Myth #4: It doesn’t pay to offer telehealth
As a matter of fact both Medicare and Medicaid make it easy by posting lists of covered telehealth services by CPT code on their web portals. Medicare and Medicaid (differs by state) also post their reimbursement guidelines online. The reimbursement for these services are paid at the same amount as if the patient was on-site with the provider. While commercial payers can vary, there are several free analysis reports available online that offer guidance on telehealth coverage and reimbursement for both government and commercial payers on a state by state basis. Making sure your providers are properly credentialed with payers and licensed in the states in which they expect to treat patients is an important part of the process.
Rural patients face nearly double the travel time to reach their local hospital than their urban counterparts, telehealth provides a revenue-driving alternative, according to recent research . Providing telehealth not only drives new revenue streams to the clinic, but also provides a more convenient care delivery method for patients who need it.

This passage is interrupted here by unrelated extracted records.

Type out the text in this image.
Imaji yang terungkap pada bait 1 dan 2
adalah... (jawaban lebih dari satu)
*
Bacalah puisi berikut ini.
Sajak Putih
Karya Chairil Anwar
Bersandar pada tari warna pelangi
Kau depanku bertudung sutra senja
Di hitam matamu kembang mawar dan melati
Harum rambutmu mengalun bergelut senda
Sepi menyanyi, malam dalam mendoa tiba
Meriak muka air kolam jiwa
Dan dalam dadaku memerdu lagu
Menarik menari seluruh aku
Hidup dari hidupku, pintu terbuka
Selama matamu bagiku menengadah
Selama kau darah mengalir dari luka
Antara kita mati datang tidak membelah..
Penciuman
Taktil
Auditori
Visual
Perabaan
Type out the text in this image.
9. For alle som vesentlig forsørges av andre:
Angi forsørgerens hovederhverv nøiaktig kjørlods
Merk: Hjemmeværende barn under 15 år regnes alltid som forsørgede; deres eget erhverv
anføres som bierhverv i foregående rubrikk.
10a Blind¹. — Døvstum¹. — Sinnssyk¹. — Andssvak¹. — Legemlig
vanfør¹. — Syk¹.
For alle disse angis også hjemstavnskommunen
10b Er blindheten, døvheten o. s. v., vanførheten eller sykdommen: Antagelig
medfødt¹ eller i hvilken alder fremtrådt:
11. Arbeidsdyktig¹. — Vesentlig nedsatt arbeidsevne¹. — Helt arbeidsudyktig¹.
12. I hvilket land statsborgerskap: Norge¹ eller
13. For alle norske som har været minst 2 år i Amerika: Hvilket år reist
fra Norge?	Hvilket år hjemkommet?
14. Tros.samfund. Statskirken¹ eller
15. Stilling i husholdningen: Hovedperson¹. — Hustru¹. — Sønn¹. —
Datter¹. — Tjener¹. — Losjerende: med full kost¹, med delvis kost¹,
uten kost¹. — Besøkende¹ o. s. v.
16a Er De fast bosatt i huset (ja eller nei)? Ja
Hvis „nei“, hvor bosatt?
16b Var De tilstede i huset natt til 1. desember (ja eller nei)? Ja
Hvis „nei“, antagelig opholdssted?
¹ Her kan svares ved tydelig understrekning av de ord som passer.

Myth #5: You won’t get your investment back with RCM technology
With cloud-based solutions, this is not the case. By integrating financials with patient portals, offering electronic payment options, sending electronic statements and reminders, and even enabling patients to pre-pay for services, the back-office has come a long way. Rural clinics and hospitals can take it a step further and outsource their complete RCM process. According to the State of the Industry Report: Top trends for Rural Healthcare Providers in 2019, 72 percent of respondents’ number one reason for outsourcing revenue cycle is due to seeking higher reimbursement.
To ensure you are making wise investments, track key performance indicators such as days in accounts receivable, claims filed within seven days of services and EDI rejection rates. Start with your benchmark and then track improvements until you are at least meeting industry standards that are documented by organizations such as the HFMA. Azalea clients have found that leveraging our coders, who are certified in rural billing practices, they have reduced days in A/R and lowered their claim rejection rates to the point where they are outpacing industry averages by more than 10 days and 1.4 percent respectively. All of this results in stronger reimbursement and strengthening cash flow that makes provides quantifiable ROI on the technology and services investment.
Moving Beyond the Myths
Once rural health organizations have embraced the reality of RCM — and are ready to tackle some of their biggest in-house billing challenges — there are three initial steps to take.
- Success begins at the front desk. Educating patients on the cost of care and offering them the opportunity to pre-pay for services, can help avoid confusion and frustration later on.
- Align your RCM goals. Communicating goals – from streamlining claims processing to managing denials and A/R follow-up more efficiently – both internally and with vendor partners will ensure benchmarks are set and expectations measured.
- Support physicians in providing the best care to patients. Doctors shouldn’t be encumbered with business worries – that’s the administrative staff’s job. We should seek better RCM partners and technology solutions when it makes sense. This is especially important as we move deeper into collaborative care, which brings more dynamic patient billing scenarios — e.g., patients who are seen by multiple primary-care and specialty providers, such as psychiatrists or rheumatologists.
Don’t take yesterday’s reality as today’s facts. Once we embrace the truth of today’s rural, patient and RCM landscapes, we can take on any RCM challenge the universe brings us.
Doug Swords is Azalea Health’s co-founder and VP of RCM, changing the way health IT platforms connect community-based healthcare providers and patients across the lifecycle of care.